Achei estranho quando flores chegaram pela manhã e mais estranho ainda quando ele abriu a porta do carro para mim. Mas tudo bem, daqui a pouco o macho animalesco ia surgir e me comer em cima do capô, atrás da igreja ou no banheiro do restaurante. Aquilo tudo era figuração para prorrogar o clímax e torná-lo ainda mais feroz.
Fez questão de pedir um vinho chique de uma uva sul-africana chique e ainda pediu que acendessem as velinhas da nossa mesa. Segurou minhas mãos, brilhou os olhos e falou cheio de ternura:

“Ontem você me fez chorar.”

Não, não, ele só pode ter confundido o verbo, provavelmente quis dizer: você me fez gozar, me fez ficar louco, me fez ter que dar uma, duas, três no banho, me fez qualquer coisa mais animadinha... mas chorar?
Ele continuou:

“Sabe, não agüento mais essas conquistas vazias pelo mundo a fora, o sexo sem alma, a falta de companhia inteligente para uma vida.”

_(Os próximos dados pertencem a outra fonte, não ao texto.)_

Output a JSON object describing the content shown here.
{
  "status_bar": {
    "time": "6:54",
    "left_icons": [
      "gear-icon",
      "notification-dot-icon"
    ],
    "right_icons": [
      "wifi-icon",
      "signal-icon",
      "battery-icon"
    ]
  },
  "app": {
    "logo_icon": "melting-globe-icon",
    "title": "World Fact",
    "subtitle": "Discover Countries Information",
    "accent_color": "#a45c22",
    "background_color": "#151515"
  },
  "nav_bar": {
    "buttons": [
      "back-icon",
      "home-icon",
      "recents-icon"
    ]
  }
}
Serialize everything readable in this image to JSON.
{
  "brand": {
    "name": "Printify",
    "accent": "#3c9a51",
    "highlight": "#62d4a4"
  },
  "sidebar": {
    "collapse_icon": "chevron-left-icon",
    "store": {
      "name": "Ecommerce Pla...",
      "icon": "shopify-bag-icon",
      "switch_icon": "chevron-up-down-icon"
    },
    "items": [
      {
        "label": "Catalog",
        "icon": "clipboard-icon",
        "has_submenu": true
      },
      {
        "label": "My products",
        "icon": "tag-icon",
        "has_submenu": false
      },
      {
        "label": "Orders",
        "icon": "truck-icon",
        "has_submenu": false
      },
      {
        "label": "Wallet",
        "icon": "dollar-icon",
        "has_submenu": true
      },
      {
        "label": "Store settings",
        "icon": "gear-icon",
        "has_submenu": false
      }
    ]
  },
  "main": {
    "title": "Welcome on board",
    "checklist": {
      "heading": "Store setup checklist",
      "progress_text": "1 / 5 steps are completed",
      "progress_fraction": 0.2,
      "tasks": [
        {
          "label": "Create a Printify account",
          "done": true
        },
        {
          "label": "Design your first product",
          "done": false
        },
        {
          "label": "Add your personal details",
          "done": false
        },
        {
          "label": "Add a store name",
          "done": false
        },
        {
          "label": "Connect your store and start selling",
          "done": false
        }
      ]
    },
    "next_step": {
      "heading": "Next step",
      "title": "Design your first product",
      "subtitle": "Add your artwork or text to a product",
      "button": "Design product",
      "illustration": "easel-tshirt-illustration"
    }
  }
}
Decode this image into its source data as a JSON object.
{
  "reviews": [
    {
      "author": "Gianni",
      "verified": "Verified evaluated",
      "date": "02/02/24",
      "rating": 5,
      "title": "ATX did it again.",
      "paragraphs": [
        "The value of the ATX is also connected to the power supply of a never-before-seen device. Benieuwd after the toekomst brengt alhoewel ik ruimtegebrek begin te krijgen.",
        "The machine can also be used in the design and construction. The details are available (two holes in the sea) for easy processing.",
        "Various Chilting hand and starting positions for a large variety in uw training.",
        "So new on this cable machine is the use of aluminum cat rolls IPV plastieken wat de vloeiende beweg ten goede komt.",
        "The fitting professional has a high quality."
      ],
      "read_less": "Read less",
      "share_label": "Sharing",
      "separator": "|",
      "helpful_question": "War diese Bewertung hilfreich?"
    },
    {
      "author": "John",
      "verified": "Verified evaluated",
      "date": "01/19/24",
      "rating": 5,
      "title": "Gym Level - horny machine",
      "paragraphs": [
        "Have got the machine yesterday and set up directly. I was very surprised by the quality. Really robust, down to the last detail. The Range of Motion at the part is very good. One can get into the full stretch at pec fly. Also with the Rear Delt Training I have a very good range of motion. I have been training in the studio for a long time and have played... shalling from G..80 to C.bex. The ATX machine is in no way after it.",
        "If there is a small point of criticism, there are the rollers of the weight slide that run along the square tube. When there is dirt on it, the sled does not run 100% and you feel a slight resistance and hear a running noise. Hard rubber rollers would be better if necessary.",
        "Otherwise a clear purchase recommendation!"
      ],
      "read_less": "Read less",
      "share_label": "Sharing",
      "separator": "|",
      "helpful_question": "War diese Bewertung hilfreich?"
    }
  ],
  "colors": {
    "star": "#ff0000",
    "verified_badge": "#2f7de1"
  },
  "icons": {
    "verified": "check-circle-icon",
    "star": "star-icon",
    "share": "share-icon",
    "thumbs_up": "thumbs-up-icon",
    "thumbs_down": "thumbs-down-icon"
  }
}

Mas justo na minha vez? Poxa, a professora de yoga tinha gritado tanto na sauna que deu pra ouvir até no quarto andar seus mantras. Depois ele desvirginou a modelete ossuda que vivia pagando de gatinha na piscina e até eu queria pegar, depois quebrou o galho da Rose que via o mesmo pinto mole há mais de doze anos, e fechou com chave de ouro comendo a Silvia tal qual uma cadela. Justo na minha vez ele ia querer filminho do Hugh Grant embaixo do edredom? O que eu tinha feito para merecer tamanho desprezo?

“Olha, eu vi em você o que eu sempre procurei em uma mulher: profundidade.”

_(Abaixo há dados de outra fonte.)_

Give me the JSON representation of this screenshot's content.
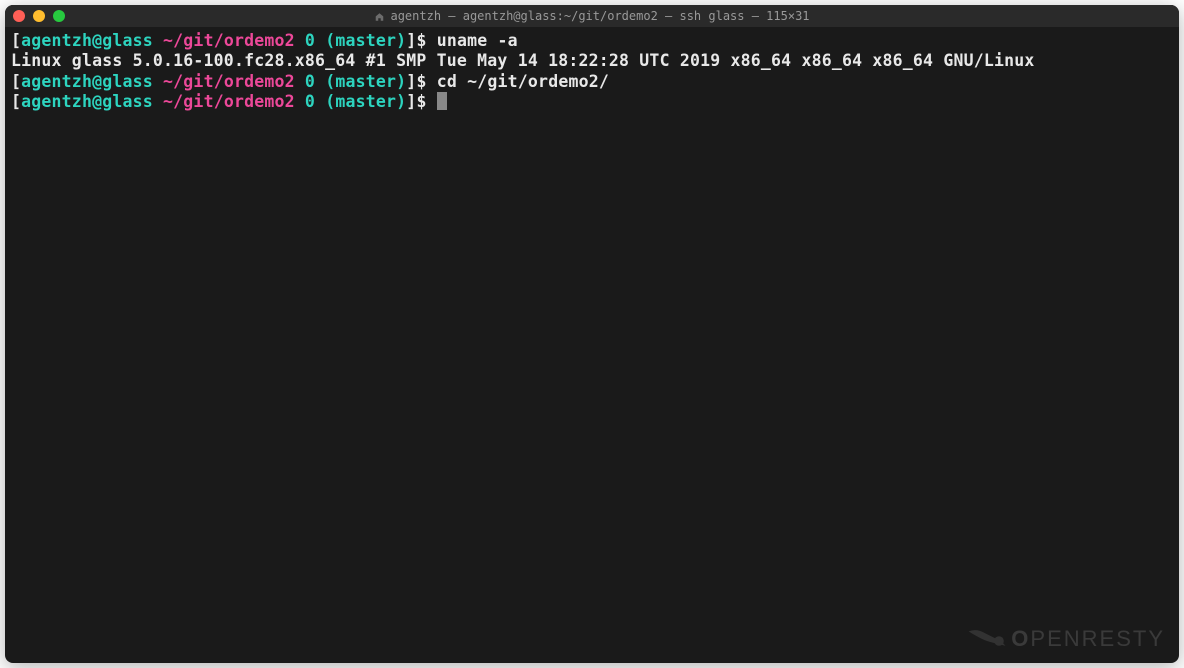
{
  "window": {
    "title": "agentzh — agentzh@glass:~/git/ordemo2 — ssh glass — 115×31"
  },
  "lines": [
    {
      "prompt": {
        "open": "[",
        "user": "agentzh@glass",
        "path": "~/git/ordemo2",
        "status": "0",
        "branch_open": "(",
        "branch": "master",
        "branch_close": ")",
        "close": "]",
        "dollar": "$"
      },
      "command": "uname -a"
    },
    {
      "output": "Linux glass 5.0.16-100.fc28.x86_64 #1 SMP Tue May 14 18:22:28 UTC 2019 x86_64 x86_64 x86_64 GNU/Linux"
    },
    {
      "prompt": {
        "open": "[",
        "user": "agentzh@glass",
        "path": "~/git/ordemo2",
        "status": "0",
        "branch_open": "(",
        "branch": "master",
        "branch_close": ")",
        "close": "]",
        "dollar": "$"
      },
      "command": "cd ~/git/ordemo2/"
    },
    {
      "prompt": {
        "open": "[",
        "user": "agentzh@glass",
        "path": "~/git/ordemo2",
        "status": "0",
        "branch_open": "(",
        "branch": "master",
        "branch_close": ")",
        "close": "]",
        "dollar": "$"
      },
      "cursor": true
    }
  ],
  "watermark": {
    "text": "PENRESTY"
  }
}
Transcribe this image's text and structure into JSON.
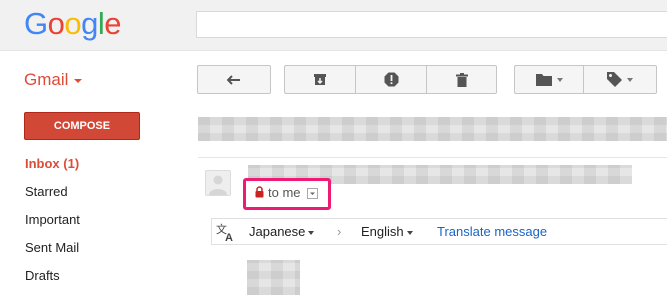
{
  "header": {
    "logo_letters": [
      {
        "ch": "G",
        "color": "#4285f4"
      },
      {
        "ch": "o",
        "color": "#ea4335"
      },
      {
        "ch": "o",
        "color": "#fbbc05"
      },
      {
        "ch": "g",
        "color": "#4285f4"
      },
      {
        "ch": "l",
        "color": "#34a853"
      },
      {
        "ch": "e",
        "color": "#ea4335"
      }
    ],
    "search_value": ""
  },
  "app": {
    "name": "Gmail",
    "accent": "#dd4b39"
  },
  "toolbar": {
    "back_icon": "back-arrow-icon",
    "archive_icon": "archive-icon",
    "spam_icon": "report-spam-icon",
    "delete_icon": "trash-icon",
    "move_icon": "folder-icon",
    "labels_icon": "label-tag-icon"
  },
  "sidebar": {
    "compose_label": "COMPOSE",
    "compose_color": "#d14836",
    "items": [
      {
        "label": "Inbox (1)"
      },
      {
        "label": "Starred"
      },
      {
        "label": "Important"
      },
      {
        "label": "Sent Mail"
      },
      {
        "label": "Drafts"
      }
    ]
  },
  "message": {
    "recipient_label": "to me",
    "lock_icon": "lock-icon",
    "highlight_color": "#ee1b74"
  },
  "translate": {
    "icon": "translate-icon",
    "from_lang": "Japanese",
    "separator": "›",
    "to_lang": "English",
    "action_label": "Translate message"
  }
}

Então, amigo, isso mesmo, profundidade, não vai querer conhecer a minha profundidade agora embaixo da mesa?
Ele passou a noite toda olhando nos meus olhos, sem desviar sequer um segundo para meu decote. Contou da separação dos pais, da dificuldade de engravidar da irmã (aproveitando para deixar claro que ele está louco para ser pai) e do quanto amava os cachorrinhos, a natureza e o amor.
Quando finalmente chegamos juntos ao elevador do nosso prédio, ele apertou seu andar e o meu, matando de vez qualquer esperança minha de ser devorada loucamente naquela noite. Se despediu com cara de bobo e ainda mandou uma mensagem de texto pelo celular quando eu já estava frustradamente deitada na minha cama:

“Foi uma das melhores noites da minha vida.”

Dormi mais uma vez me sentindo usada pelos homens.